Please Note: This list will be added to and grow as the project moves to completion in spring 2017. At finish it will be a very long and detailed list. :)
- May - Survey complete and passed to architect
- September - Basic architectural plans completed - 4 months
- November - Engineering approval of architectural plans
- February - Permits applied for and granted by town
- April - Demolition
- May - Excavation for basement
- June - Basement footing and walls poured
- July - Framing completed
- August - Shingling of roof
- August - Basement slab poured
- August - Plywood outer walls installed
- August - Windows and doors installed
- September & October - Electrical and plumbing installed
- October & November - Insulation, AC w. ducting, mechanical room
- October - Pool
- November - Sheetrocking
- December - Painting & Dinesen Wood Walls
- December - Outdoor Deck Frame & Gabion Baskets
- December - Bathroom Floors Prepared
- January - Bathroom Tiling Done
- February - Upstairs Floors Finished, Bathrooms Installed
- March - Kitchen Installed, Outdoor Pipes for AC, Gutters
Chapters:Read the complete story of the Stacked Barn so far
Chapter 1: Honey, I Tore Down The House!
Chapter 2: Awaiting Destruction, Wasn't The Empty House Beautiful?
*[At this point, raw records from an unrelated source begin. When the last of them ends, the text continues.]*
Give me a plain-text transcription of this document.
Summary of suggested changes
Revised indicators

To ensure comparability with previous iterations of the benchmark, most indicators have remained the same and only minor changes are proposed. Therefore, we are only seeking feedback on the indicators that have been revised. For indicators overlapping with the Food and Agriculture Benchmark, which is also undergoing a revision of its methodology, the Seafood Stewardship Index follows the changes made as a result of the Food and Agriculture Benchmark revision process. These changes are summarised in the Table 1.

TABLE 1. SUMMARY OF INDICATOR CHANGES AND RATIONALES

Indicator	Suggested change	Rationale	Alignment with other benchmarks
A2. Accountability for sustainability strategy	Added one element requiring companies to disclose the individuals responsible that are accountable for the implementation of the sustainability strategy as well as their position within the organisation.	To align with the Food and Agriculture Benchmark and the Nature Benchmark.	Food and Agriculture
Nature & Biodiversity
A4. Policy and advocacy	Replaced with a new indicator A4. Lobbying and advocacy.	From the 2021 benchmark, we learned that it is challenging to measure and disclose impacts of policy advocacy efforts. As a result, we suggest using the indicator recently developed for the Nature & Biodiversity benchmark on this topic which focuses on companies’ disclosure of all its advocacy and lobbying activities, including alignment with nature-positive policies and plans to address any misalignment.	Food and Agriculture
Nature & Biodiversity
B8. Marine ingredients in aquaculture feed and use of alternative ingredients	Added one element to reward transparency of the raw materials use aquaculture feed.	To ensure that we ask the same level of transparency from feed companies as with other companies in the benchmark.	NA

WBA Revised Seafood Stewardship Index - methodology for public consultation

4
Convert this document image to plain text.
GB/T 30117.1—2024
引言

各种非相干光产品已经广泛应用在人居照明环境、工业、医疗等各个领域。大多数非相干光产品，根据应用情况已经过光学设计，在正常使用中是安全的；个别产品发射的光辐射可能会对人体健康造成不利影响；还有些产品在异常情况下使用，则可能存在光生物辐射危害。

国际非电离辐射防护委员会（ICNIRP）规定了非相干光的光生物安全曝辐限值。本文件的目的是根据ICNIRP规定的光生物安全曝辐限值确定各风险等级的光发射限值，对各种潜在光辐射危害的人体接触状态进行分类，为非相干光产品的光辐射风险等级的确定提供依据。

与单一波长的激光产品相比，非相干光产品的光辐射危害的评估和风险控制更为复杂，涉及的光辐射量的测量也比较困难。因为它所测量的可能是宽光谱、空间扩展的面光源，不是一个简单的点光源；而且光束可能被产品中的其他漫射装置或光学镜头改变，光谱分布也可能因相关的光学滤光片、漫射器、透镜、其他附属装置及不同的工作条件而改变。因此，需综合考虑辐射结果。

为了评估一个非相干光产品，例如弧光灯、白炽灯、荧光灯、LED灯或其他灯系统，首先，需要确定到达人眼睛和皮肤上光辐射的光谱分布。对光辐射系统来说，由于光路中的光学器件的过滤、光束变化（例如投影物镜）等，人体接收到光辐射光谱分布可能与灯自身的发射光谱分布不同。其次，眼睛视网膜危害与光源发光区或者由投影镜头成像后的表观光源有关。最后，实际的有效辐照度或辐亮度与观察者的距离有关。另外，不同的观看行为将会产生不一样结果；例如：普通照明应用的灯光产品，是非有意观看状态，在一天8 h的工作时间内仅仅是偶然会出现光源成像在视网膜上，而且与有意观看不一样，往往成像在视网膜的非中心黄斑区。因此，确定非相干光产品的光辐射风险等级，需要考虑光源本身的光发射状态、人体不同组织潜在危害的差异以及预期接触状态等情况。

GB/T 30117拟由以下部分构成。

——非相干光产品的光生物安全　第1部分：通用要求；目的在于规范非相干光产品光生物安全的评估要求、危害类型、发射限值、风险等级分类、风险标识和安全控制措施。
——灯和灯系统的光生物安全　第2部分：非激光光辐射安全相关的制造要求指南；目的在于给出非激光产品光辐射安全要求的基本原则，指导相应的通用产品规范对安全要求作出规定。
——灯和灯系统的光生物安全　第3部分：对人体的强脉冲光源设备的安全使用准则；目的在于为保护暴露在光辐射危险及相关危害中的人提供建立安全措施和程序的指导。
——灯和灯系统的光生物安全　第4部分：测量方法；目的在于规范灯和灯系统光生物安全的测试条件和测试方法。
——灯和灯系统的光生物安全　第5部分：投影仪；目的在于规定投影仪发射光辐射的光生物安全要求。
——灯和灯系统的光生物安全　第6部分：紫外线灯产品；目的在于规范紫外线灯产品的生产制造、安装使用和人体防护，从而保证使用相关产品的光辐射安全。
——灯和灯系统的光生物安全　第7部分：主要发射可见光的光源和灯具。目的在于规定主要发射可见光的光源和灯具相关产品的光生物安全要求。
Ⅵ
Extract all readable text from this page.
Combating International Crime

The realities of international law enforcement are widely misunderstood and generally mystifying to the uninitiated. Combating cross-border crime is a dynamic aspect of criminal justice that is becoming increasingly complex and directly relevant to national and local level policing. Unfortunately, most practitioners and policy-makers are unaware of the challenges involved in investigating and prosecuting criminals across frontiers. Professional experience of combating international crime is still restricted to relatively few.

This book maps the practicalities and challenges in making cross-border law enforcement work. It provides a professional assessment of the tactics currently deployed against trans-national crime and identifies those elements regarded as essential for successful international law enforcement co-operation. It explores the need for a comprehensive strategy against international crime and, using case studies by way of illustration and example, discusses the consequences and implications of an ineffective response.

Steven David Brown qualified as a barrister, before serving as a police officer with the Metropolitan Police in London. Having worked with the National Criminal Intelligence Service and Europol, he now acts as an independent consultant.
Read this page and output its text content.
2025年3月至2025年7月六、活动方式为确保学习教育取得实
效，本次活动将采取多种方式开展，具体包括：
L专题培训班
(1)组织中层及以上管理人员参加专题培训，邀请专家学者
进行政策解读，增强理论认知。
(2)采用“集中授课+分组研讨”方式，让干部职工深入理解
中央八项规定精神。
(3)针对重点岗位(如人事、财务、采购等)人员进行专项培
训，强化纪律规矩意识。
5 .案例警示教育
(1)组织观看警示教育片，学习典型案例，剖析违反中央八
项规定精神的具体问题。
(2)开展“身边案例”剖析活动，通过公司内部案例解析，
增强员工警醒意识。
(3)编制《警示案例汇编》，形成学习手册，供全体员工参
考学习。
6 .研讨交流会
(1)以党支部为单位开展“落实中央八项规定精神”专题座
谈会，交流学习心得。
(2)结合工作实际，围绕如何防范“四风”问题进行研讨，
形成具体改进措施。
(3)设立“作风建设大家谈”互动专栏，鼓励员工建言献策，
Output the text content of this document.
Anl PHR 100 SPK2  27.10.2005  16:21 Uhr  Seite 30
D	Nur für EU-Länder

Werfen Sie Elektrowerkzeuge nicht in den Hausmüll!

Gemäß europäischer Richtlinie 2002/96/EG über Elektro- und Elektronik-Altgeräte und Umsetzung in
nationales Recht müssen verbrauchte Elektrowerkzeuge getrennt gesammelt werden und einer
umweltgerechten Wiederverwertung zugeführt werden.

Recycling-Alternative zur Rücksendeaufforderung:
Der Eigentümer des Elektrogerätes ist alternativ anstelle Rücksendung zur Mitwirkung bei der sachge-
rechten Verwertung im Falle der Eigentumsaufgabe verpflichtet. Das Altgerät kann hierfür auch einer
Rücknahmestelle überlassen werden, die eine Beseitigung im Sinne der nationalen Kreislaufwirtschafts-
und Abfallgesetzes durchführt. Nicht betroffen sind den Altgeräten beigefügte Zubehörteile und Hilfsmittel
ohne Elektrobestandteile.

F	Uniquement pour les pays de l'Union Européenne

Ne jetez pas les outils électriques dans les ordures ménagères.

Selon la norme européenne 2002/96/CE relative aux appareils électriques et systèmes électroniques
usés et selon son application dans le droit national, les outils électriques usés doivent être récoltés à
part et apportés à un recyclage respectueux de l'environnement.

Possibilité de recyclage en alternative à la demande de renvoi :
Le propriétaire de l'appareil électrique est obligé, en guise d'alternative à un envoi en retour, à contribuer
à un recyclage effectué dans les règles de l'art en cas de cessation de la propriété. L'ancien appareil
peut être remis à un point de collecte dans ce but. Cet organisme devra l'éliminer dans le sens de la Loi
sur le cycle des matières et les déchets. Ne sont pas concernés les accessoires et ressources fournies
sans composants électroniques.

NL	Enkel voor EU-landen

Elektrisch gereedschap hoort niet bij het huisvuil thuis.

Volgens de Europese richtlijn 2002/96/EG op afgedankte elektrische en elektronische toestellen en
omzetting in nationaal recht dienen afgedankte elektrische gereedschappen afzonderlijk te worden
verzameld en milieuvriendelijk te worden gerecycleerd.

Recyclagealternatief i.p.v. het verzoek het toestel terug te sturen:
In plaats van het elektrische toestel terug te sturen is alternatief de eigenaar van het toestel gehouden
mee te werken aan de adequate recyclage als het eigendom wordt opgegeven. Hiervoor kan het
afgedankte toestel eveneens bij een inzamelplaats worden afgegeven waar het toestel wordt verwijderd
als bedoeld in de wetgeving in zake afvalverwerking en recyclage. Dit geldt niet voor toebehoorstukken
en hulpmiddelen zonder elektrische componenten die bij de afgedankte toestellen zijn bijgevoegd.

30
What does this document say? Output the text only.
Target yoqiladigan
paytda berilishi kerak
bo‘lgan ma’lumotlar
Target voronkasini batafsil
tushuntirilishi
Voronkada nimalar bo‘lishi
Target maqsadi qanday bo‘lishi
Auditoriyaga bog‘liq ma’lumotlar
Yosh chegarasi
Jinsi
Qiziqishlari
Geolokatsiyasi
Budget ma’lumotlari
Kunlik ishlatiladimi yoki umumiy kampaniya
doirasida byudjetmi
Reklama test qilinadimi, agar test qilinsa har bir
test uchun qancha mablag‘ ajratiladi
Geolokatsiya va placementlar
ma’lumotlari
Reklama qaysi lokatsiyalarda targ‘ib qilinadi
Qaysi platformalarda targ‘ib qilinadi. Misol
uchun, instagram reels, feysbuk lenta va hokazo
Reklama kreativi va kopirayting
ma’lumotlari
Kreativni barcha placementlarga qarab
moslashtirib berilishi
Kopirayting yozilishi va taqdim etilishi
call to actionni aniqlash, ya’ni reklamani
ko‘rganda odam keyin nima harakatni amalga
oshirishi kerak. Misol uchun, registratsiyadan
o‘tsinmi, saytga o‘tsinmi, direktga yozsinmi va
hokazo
Chapter 3: The Inspiration for The Stacked Barn
Chapter 4: Wow! Basement to Barn In Sixty Days
Chapter 5: Shingles, Windows & Doors: OMG, It Looks Like a House!
Chapter 6: The Guts Are Complete: Air, Insulation, Sheetrock and a Hole for the Pool
Collaboration on a project like this is important and working with John, Peter and Rebecca was essential to the success of this house. While I had a strong vision for what I wanted, it was their guidance and additional perspective that made the house truly unique and strong in both its practicality and design.
Materials & Sources
All of the sources for the Stacked Barn are in line with the inspiration of it being a Scandinavian Barn like the ones I'd seen, collected in Pinterest and loved (you can see my Pin board for the house here). Wherever possible I chose materials and pieces that would NOT be American, but draw from the lines, color, shape and style of Scandinavia and Northern Europe. This style is definitely modern, but deeply infused with a love of natural materials and uncluttered space. Staying in line with this inspiration was not always easy, as we had to work around a lot of easy solutions that are very local to the trades in this country, and some of the materials and design decisions took extra time because they are totally new to the contractor. But it always worked out!
Floors, Walls & Ceilings:
This super wide plank flooring from Denmark was a big part of the inspiration for the house. I'd seen it years ago in a shop on Houston Street in NYC (below) and it stunned me. When I found the source, I made a note and kept it until this project. The wood is traditionally Scandinavian, softer than your typical wood flooring and is treated with a soap finish that turns it milky white.
Faucets & Fixtures:
I had the honor a few years back of being invited to Berlin by the Hansgrohe family to see the launch of their new faucet with Philippe Starck and their commitment to their products and to innovative design made a big impression on me. When it came to looking for the best faucet and fixture designs for this house I visited with them again and everything centered on those by Antonio Citterio. While he's done many collections for AXOR (Hansgrohe's design forward line), the two below won out. It was surprising to discover that Citterio's work would pop up in other places in this house as well - in the wood stove we found for the master bedroom as well as in some of the furnishings.
The kitchen faucet below is brand new and is called the Axor Citterio Select and it has a distinctive and easy to grab detachable head. The bathroom faucets and all the levers and shower fixtures are from the Axor Citterio M Collection.
Doors & Windows:
Getting the doors and windows right on this project was super important because, one, these things can be very expensive and are a big part of the building cost, and, two, I wanted a super modern style that would dissappear by way of allowing light and eyesight to flow right in and out of the house. I also needed the frames to be black to match the house.
After a lot of research, we loved Arcadia for their design and price. Not the cheapest, but not the most expensive, they are beautifully made and are super insulated, which means the house feels wide open, but will stay snug as a bug even in the coldest weather. You will see that we used the following models: Arcadia Sliding 5920 and 5000 Series Doors & T200 Windows.
When I can afford it and when I want really deep or sophisticated colors I go for Farrow & Ball. They make their paint in small batches and use many more pigments than typical paint companies. Additionally, you can breathe around their paint as it's water based and low VOC making them very eco friendly. Ironically, you're going to see many shades of white and grey in this house, as it's primarily meant to be light and bright, but there will be essential dots of color to shake things up.
In keeping with the Scandinavian theme, I found these absolutely stunning cement tiles designed by Mats Theslius and they were shipped from Sweden. While the whole house is very neutral and the materials speak for the space, the cement tiles do this as well, while adding a splash of graphic color and contrast.